Bereinigung der KV-Honorare bei Selektivverträgen

Artikel aus der Frielingsdorf Newsletter-Ausgabe 1/2010
Wenn in einer Region ein Selektivvertrag oder ein Vertrag zur hausarztzentrierten Versorgung geschlossen wird, können die Kassen Honorarvolumen aus dem Honorartopf der KV herausholen. Diesen Vorgang nennt man "Bereinigen". Die korrekte Herauslösung von Honoraranteilen für Selektivverträge ist jedoch kompliziert. Dies liegt u.a. daran, dass schon die Honorarverteilung im Kollektivvertrag komplexen Regeln folgt. Daher ist es schwierig, bestimmte Anteile fair herauszulösen.
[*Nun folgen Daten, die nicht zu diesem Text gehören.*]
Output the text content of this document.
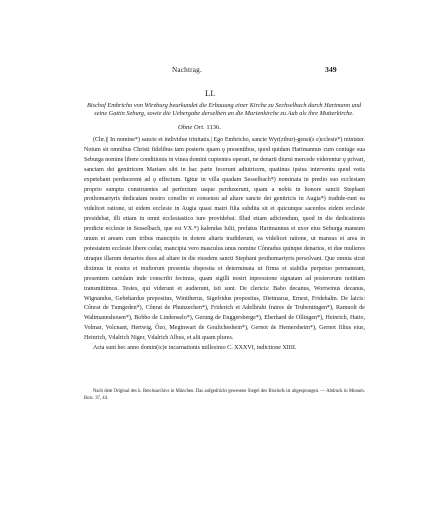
Nachtrag.	349
LI.
Bischof Embricho von Wirzburg beurkundet die Erbauung einer Kirche zu Sechselbach durch Hartmann und seine Gattin Seburg, sowie die Uebergabe derselben an die Marienkirche zu Aub als ihre Mutterkirche.
Ohne Ort. 1136.

(Chr.)| In nomine*) sancte et individue trinitatis.| Ego Embricho, sancte Wyr(zibur)-gensi(s e)cclesie*) minister. Notum sit omnibus Christi fidelibus tam posteris quam ǫ presentibus, quod quidam Harimannus cum coniuge sua Seburga nomine libere conditionis in vinea domini cupientes operari, ne denarii diurni mercede viderentur ǫ privari, sanctam dei genitricem Mariam sibi in hac parte fecerunt adiutricem, quatinus ipsius interventu quod votis expetebant perducerent ad ǫ effectum. Igitur in villa quadam Sesselbach*) nominata in predio suo ecclesiam proprio sumptu construentes ad perfectum usque perduxerunt, quam a nobis in honore sancti Stephani prothomartyris dedicatam nostro consilio et consensu ad altare sancte dei genitricis in Augia*) tradide-runt ea videlicet ratione, ut eidem ecclesie in Augia quasi matri filia subdita sit et quicunque sacerdos eidem ecclesie presidebat, illi etiam in omni ecclesiastico iure providebat. Illud etiam adiciendum, quod in die dedicationis predicte ecclesie in Sesselbach, que est VX.*) kalendas Iulii, prefatus Harimannus et uxor eius Seburga mansum unum et aream cum tribus mancipiis in dotem altaris tradiderunt, ea videlicet ratione, ut mansus et area in potestatem ecclesie libere cedat, mancipia vero masculus unus nomine Cônradus quinque denarios, et due mulieres utraque illarum denarios duos ad altare in die eiusdem sancti Stephani prothomartyris persolvant. Que omnia sicut diximus in nostra et multorum presentia disposita et determinata ut firma et stabilia perpetuo permaneant, presentem cartulam inde conscribi fecimus, quam sigilli nostri inpressione signatam ad posterorum notitiam transmittimus. Testes, qui viderunt et audierunt, isti sunt. De clericis: Babo decanus, Wortwinus decanus, Wignandus, Gebehardus prepositus, Winitherus, Sigefridus prepositus, Dietmarus, Ernest, Fridehalm. De laicis: Cônrat de Tumgeden*), Cônrat de Phunzechen*), Friderich et Adelbraht fratres de Trubentingen*), Ramuolt de Waltmannshouen*), Bobbo de Lindenselo*), Gerung de Enggersberge*), Eberhard de Ollingen*), Heinrich, Hatto, Volmar, Volcnant, Hertwig, Ôzo, Meginwart de Goulicheshein*), Gernot de Hemersheim*), Gernot filius eius, Heinrich, Vdalrich Niger, Vdalrich Albus, et alii quam plures.

Acta sunt hec anno domin(ic)e incarnationis millesimo C. XXXVI, indictione XIIII.

Nach dem Original des k. Reichsarchivs in München. Das aufgedrückt gewesene Siegel des Bischofs ist abgesprungen. — Abdruck in Monum. Boic. 37, 44.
Grundsätzlich gilt: Schreiben sich besonders viele multimorbide ältere Patienten in einen Selektivvertrag ein, gehen der KV höhere Honorarzuweisungen verloren – die RLV-Fallwerte sinken. Schreiben sich vor allem junge und gesunde Patienten in einen Selektivvertrag ein, gilt das Gegenteil: Die RLV-Fallwerte können sogar steigen.

Mittlerweile ist es in vielen Fällen zu Streit zwischen den Beteiligten gekommen, z.B. in Bayern und in Baden-Württemberg, wo eine Bereinigung der KV-Honorare wegen der AOK-Hausarztverträge vorgenommen werden musste. Kritik entzündete sich vor allem an der Tatsache, dass offenbar Ärzte, die nicht an diesen Verträgen teilnehmen, Honorareinbußen im RLV zu erleiden hatten.

Der Erweiterte Bundesausschuss hat nun nach monatelangen Beratungen im Dezember 2009 Regeln für die Bereinigung sämtlicher Kassenverträge nach § 73 b und c sowie § 140 d SGB V für das Jahr 2010 festgelegt. Danach darf eine Bereinigung in der jeweiligen Fachgruppe höchstens dazu führen, dass der Fallwert im Regelleistungsvolumen um 2,5 Prozent sinkt – nicht mehr. Diese Grenze hat der Erweiterte Bewertungsausschuss gegen die Stimmen der Krankenkassen beschlossen, die dem Vernehmen nach lieber vier Prozent angesetzt hätten.